Setting Up a Multi-container Docker Application for Local Development
This project is going to setup Chroma in client/server mode and use FastAPI to create an API that acts as a Chroma client.
The project currently has the following structure:
.
├── app
│ └── main.py
├── docker-compose.yml
├── Dockerfile
├── .gitignore
├── .mise.toml
└── requirements.txt
app/main.py: the FastAPI applicationdocker-compose.yml: define and manage the Chroma and FastAPI Docker containersDockerfile: instructions for building the Dockerimages https://docs.docker.com/build/concepts/dockerfile/requirements.txt: requirements for the Python app.mise.toml: creates a virtual env for installing Python dependencies locally (so they’re available to Neovim)
The Dockerfile
# syntax=docker/dockerfile:1
FROM python:3.11-slim
WORKDIR /code
COPY requirements.txt .
RUN pip install --no-cache-dir -r requirements.txt
COPY ./app /code/app
CMD ["uvicorn", "app.main:app", "--host", "0.0.0.0", "--port", "8000"]

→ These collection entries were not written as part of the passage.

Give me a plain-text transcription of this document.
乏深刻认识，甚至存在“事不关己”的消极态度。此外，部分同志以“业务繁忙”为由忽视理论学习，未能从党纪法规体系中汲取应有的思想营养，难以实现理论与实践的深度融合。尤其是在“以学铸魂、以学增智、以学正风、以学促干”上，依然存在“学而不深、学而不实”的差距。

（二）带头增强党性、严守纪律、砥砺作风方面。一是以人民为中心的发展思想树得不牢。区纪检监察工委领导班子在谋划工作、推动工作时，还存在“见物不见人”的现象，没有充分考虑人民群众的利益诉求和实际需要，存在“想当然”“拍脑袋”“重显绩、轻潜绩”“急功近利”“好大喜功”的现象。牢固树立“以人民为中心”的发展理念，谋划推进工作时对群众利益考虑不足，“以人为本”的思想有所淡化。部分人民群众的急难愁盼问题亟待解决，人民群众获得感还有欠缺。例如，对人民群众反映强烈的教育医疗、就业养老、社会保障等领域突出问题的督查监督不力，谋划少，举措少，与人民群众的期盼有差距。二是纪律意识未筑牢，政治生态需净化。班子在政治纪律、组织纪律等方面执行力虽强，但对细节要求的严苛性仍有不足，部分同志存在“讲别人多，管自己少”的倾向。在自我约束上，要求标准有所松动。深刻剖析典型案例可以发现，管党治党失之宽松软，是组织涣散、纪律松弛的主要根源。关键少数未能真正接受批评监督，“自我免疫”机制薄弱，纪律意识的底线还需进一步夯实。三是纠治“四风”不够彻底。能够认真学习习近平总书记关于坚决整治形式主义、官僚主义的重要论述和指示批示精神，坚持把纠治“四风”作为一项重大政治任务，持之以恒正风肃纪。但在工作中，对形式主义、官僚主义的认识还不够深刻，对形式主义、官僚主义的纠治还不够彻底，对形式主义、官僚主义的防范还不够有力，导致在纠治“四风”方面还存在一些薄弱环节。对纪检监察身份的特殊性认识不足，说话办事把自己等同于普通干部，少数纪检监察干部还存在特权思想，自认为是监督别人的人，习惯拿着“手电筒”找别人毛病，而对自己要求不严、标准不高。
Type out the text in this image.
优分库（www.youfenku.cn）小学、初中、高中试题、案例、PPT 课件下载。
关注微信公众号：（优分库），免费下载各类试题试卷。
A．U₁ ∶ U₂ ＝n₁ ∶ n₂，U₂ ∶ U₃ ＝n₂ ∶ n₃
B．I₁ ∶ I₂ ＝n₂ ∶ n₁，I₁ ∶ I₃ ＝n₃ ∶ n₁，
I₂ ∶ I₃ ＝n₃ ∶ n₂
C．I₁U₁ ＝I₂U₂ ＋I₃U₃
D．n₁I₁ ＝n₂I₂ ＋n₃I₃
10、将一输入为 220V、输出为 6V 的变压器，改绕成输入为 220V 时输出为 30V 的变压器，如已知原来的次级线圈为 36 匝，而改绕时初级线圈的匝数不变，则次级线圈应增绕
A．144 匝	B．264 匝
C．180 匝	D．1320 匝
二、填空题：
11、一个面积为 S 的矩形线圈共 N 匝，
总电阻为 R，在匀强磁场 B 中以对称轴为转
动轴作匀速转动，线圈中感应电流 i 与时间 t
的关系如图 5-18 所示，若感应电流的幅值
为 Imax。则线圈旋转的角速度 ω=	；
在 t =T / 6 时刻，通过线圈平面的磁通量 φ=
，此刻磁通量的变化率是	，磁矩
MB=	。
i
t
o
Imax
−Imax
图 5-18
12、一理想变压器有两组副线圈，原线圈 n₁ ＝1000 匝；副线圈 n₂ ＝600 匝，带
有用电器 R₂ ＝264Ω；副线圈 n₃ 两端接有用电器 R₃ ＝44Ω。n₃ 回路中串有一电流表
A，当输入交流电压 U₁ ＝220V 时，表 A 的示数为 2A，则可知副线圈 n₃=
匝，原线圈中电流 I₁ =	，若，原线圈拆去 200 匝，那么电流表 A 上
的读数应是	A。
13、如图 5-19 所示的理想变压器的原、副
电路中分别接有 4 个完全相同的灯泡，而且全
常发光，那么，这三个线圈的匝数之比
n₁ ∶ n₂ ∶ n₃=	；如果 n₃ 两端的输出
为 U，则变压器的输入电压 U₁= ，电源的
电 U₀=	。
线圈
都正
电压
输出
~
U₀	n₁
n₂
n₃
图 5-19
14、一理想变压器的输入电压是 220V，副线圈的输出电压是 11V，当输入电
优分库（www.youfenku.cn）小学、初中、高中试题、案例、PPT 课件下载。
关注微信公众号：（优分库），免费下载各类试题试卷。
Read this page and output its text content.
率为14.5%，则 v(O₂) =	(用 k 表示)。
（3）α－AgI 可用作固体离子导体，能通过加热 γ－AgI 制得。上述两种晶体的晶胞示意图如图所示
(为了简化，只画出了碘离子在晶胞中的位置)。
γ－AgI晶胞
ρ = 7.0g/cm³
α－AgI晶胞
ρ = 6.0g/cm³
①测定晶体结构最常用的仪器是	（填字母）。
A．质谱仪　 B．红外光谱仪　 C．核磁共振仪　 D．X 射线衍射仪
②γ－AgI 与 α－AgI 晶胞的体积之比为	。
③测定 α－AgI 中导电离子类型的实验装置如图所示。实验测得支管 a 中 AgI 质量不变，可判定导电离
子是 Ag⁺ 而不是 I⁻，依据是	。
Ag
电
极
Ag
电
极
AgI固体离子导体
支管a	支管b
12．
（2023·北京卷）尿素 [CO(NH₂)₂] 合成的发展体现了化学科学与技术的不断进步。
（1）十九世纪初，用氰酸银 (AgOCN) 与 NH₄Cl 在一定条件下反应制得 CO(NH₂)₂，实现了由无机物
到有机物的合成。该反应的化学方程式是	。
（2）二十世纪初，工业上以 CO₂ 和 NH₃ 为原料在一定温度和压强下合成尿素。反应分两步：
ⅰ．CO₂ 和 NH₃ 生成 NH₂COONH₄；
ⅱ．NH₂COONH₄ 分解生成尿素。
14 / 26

The FROM instruction defines the base image (python:3.11-slim). python:<version>-slim only
contains the minimal Debian packages needed to run Python. I think it makes sense for this case, as
the project’s requirements are defined in requirements.txt and installed with the RUN
instruction.
python:<version>-slim includes:
- the base OS: Debian 12
- Python 3.11
- Basic Linux utilities (bash, apt, etc.)
The WORKDIR instruction sets the working directory for any RUN, CMD, ENTRYPOINT, COPY, and
ADD instructions.
COPY requirements.txt . copies requirements.txt into the container (/code).
RUN pip install --no-cache-dir -r requirements.txt then installs the requirements.
COPY ./app /code/app copies the local /app directory to the container’s /code directory.
CMD is the program that’s run when the container is started. It’s essentially running uvicorn main:app while setting the host and port command line options.
See https://uvicorn.dev/#quickstart for details about Uvicorn.
--host 0.0.0.0 means “listen on all network interfaces”. It allows connections from outside the
container to reach the app. If instead it used --host 127.0.0.1, uvicorn would only accept
connections from within the container.
--port 8000 is the default uvicorn port. It could set to something different.
docker-compose.yml
Docs: https://docs.docker.com/compose/
Docker Compose is a tool for defining and running multi-container applications. Run docker compose --help
to see the available commands.
services:
chroma:
image: chromadb/chroma:latest
ports:
- "8001:8000"
volumes:
- ./chroma-data:/data
environment:
- IS_PERSISTENT=TRUE
api:
build: .
ports:
- "8000:8000"
depends_on:
- chroma
volumes:
- ./app:/code/app
command: uvicorn app.main:app --host 0.0.0.0 --port 8000 --reload # reload on changes to /app
environment:
- CHROMA_HOST=chroma
- CHROMA_PORT=8000
Defining Docker services
The compose file is defining two services: chroma and api. The chroma service uses a Public
chromadb/chroma:latest image that’s pulled from Docker Hub. The api service is build from the
Dockerfile.
Configuring ports for services
The ports keys use the pattern local port/container port.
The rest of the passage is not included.